A witness told Al Jazeera that the armed fighters responded by firing towards the helicopters.
On Saturday, a funeral was held for the fighters who were killed the previous day, with the bodies of the four driven through several border towns in Sinai.
Dozens of men on pick-up trucks flying their black flag paraded through the towns, in an act of defiance to the army, witnesses said.
"Our heroes became martyrs during their jihadi duties against the Jews in a rocket attack on occupied lands," Ansar Bayt al-Maqdis said on its website.
Hours later, Egyptian military helicopters targeted fighters during the Saturday assault near the village of Touma in north Sinai, according to witnesses.
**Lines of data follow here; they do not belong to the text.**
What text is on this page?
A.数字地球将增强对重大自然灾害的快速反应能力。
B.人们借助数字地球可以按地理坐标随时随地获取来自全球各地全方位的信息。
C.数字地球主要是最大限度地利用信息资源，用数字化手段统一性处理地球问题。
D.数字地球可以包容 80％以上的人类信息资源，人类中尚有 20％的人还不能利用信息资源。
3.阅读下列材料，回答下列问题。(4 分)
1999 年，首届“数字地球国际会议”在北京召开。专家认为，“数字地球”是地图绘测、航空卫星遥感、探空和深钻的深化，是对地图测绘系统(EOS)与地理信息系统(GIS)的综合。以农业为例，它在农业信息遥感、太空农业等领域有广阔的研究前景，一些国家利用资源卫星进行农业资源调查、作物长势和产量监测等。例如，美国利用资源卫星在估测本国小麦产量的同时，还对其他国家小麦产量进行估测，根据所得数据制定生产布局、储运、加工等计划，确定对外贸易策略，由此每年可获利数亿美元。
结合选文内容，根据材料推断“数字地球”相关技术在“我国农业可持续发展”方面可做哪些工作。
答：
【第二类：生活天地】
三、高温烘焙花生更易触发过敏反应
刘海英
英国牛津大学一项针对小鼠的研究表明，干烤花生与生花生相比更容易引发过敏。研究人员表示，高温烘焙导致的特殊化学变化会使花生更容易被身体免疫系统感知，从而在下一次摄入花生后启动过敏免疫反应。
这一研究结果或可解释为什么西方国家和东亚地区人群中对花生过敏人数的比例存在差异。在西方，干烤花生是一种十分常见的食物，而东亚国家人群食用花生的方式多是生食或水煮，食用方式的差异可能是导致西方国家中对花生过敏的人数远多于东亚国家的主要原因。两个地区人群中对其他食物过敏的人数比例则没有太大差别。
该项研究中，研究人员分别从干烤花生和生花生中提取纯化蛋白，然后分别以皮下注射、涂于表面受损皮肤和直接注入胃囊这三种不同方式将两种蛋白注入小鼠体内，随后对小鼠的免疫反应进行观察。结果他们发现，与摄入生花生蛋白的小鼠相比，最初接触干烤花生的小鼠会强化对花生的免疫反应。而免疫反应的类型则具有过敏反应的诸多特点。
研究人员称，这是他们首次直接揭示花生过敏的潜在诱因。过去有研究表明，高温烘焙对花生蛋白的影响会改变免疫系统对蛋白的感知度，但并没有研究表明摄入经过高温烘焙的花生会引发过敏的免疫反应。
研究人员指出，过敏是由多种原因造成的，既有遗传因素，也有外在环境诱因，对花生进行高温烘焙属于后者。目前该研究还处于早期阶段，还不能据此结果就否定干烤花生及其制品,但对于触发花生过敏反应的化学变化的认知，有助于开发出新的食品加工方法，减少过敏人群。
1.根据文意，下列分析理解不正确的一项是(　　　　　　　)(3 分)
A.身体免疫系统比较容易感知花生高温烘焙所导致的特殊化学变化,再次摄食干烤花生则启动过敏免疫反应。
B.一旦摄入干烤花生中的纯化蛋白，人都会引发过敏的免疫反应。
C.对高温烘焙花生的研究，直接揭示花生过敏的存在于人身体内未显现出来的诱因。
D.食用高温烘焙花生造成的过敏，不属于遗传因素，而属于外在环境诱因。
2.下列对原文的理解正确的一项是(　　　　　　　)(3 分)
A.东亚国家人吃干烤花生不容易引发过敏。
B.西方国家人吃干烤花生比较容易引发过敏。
Colonel Ahmed Aly, the military spokesman, said in a statement that the military "dealt with a group of terrorists" who had been under surveillance. The statement also said that the individuals had been involved in past attacks in the peninsula.
Meanwhile, unidentified men fired at a police station in the coastal town of Al Arish without casualties on either side.
Fighters based mainly in the northern Sinai near Israel's border have escalated attacks on security forces and other targets since July 3, when the army ousted President Mohamed Morsi and installed a new government in Cairo.
The Egyptian army said on Wednesday it had killed 60 fighters in the Sinai Peninsula in the month since Morsi was deposed as president.
But the army has been reluctant to confront the fighters inside towns in order not to provoke the tight-knit tribes, military sources said.